Maybe all this fussin’ and frettin’ (some of it from yours truly) about casino smoking bans is masking the real issue: Casino expansion in the U.S. has finally hit the wall in the form of one big-ass recession. Five states are contemplating adding casinos this November and in all but one (Maine), it’s expected to pass. If so, it’ll take some brave souls to buck the headwinds that are pushing casino revenues down.
Gambling halls in Colorado just had another crummy month, with Central City down 26%, Black Hawk off 20% and Cripple Creek declining a “mere” 10%. Some of that is undoubtedly smoking-ban-related falloff, but the smoking issue is beclouding one’s ability to see just how much of the decline is a recessionary side effect.
It’s no easier to get a clear picture in Mississippi. There, you can still smoke ’em if you’ve got ’em, but casino revenues are also on the downward slope. The view here is fogged by Hurricane Gustav, which levied a double-digit whammy on the Biloxi-Gulfport market. But Biloxi Mayor A.J. Holloway — who’s been through good times and bad — isn’t going for the easy explanation. He tells the Clarion Ledger, “the real story here is the economy. It’s catching up on us. This is something I kind of anticipated. Las Vegas and Atlantic City have been seeing this for months, so it was just a matter of time before it reached us.” As a consequence, state and local officials are starting to talk in terms of diminished expectations.
As for Louisiana (-23%), it got thwacked twice over, thanks to both Gustav and his bro, Hurricane Ike.
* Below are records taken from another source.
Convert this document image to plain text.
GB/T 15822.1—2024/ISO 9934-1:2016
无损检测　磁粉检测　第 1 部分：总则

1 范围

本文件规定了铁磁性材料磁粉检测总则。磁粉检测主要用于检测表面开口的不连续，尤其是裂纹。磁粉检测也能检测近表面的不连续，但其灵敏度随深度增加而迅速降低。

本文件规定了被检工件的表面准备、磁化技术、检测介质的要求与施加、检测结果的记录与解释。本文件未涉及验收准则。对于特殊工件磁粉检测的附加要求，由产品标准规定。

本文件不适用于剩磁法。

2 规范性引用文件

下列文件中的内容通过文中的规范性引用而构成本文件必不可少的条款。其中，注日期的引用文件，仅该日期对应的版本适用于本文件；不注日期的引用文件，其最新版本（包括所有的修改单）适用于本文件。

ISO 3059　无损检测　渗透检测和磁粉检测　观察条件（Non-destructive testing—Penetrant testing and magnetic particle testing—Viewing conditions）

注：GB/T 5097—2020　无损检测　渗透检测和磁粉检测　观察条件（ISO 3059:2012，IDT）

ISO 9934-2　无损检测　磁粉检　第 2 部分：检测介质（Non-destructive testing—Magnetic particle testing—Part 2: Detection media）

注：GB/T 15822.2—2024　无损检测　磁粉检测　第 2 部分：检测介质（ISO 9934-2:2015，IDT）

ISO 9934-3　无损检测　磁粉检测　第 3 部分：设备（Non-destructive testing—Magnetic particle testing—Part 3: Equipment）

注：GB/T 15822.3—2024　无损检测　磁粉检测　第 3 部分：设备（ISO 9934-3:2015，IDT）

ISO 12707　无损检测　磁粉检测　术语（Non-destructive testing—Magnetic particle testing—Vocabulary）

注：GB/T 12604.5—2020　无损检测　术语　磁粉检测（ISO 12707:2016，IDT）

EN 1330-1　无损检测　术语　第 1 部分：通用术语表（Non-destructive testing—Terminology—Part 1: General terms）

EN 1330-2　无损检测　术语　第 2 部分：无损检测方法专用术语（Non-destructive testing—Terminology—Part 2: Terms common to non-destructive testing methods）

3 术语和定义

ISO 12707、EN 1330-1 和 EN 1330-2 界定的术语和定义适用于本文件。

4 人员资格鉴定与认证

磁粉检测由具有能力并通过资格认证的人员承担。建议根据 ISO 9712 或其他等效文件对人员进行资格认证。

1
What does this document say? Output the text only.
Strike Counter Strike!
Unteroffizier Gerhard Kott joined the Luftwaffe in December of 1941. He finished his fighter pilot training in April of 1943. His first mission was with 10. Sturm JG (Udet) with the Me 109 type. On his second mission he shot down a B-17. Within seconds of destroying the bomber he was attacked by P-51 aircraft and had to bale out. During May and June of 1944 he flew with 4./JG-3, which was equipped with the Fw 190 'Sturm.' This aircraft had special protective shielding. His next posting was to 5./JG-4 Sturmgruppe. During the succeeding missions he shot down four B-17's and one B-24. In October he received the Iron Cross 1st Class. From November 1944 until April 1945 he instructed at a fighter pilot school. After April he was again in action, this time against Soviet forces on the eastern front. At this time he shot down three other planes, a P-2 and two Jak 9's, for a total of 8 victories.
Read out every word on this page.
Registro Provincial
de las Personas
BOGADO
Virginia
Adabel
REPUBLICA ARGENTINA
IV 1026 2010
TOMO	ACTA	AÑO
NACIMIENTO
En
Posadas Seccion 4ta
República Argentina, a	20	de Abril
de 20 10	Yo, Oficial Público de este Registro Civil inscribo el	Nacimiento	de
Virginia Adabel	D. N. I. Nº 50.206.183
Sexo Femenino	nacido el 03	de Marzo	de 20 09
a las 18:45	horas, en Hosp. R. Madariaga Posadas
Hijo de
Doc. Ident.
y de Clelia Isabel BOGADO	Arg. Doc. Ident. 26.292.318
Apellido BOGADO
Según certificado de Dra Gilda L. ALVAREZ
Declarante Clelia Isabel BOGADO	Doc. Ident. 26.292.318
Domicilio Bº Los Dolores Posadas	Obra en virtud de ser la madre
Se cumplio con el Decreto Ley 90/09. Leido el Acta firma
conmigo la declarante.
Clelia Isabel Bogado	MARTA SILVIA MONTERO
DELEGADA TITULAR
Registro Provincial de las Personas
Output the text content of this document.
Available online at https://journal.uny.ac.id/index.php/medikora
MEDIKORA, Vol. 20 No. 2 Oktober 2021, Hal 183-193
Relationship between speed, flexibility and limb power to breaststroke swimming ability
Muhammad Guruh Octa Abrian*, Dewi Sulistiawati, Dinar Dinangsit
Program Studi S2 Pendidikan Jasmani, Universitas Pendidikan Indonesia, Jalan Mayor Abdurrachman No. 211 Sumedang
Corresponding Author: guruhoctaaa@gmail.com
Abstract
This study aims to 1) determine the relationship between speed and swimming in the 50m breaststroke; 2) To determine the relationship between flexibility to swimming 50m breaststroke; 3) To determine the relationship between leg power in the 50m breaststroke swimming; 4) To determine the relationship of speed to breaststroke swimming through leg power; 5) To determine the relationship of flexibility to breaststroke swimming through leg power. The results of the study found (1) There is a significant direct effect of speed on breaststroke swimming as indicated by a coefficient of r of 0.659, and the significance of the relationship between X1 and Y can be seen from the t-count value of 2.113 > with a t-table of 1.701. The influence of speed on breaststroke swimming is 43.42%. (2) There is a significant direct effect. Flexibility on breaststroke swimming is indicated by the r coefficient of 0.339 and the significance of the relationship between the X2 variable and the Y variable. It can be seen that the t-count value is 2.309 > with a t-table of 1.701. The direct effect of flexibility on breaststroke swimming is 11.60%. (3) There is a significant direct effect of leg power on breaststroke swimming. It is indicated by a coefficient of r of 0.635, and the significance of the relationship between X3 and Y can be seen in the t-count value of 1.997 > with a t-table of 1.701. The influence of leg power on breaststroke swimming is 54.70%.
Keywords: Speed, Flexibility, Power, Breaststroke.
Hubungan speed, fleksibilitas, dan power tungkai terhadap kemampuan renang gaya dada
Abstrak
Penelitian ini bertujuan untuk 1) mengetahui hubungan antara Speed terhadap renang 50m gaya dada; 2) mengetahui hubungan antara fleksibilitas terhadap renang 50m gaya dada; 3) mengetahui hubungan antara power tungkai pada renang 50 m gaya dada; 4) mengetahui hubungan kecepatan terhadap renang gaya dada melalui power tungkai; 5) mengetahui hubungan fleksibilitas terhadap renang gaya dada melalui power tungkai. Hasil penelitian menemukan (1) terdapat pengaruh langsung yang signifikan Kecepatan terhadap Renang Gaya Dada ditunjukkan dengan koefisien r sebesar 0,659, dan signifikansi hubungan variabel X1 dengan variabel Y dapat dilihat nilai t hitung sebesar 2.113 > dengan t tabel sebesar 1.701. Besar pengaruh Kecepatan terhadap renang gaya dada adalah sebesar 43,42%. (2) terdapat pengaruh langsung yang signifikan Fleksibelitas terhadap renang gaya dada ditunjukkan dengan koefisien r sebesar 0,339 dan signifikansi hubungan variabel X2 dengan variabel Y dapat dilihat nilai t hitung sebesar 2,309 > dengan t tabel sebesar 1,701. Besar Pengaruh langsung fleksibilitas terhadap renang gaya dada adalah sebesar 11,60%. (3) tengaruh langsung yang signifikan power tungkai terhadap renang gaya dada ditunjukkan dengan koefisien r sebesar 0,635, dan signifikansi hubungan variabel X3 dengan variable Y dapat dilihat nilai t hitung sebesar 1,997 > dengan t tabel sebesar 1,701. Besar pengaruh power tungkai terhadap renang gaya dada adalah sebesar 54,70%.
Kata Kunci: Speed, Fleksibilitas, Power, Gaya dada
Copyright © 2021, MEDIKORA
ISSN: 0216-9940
Ergo, the entire month’s numbers have to be tossed out as an aberration, even the relatively modest 9% decline in Shreveport-Bossier City. (“Relatively modest” only if your yardstick is the -34% declivity suffered by Lake Charles‘ riverboats.)
Too bad for Pinnacle Entertainment, though: Its L’Auberge du Lac was starting to give Harrah’s New Orleans tough competition for the #1 revenue-earning spot in the Pelican State — only $1 million behind Harrah’s in July.
Two of the four lowest-earning properties in the state were Tropicana Entertainment riverboats. CEO Scott Butera‘s got his work cut out for him. At least Butera’s finally driven a stake through the heart of that 10,000-room grotesquerie that predecessor William J. Yung III proposed to build on the site of the Las Vegas Tropicana. Trop Ent needs to maximize what it’s got, not chase after pipe dreams.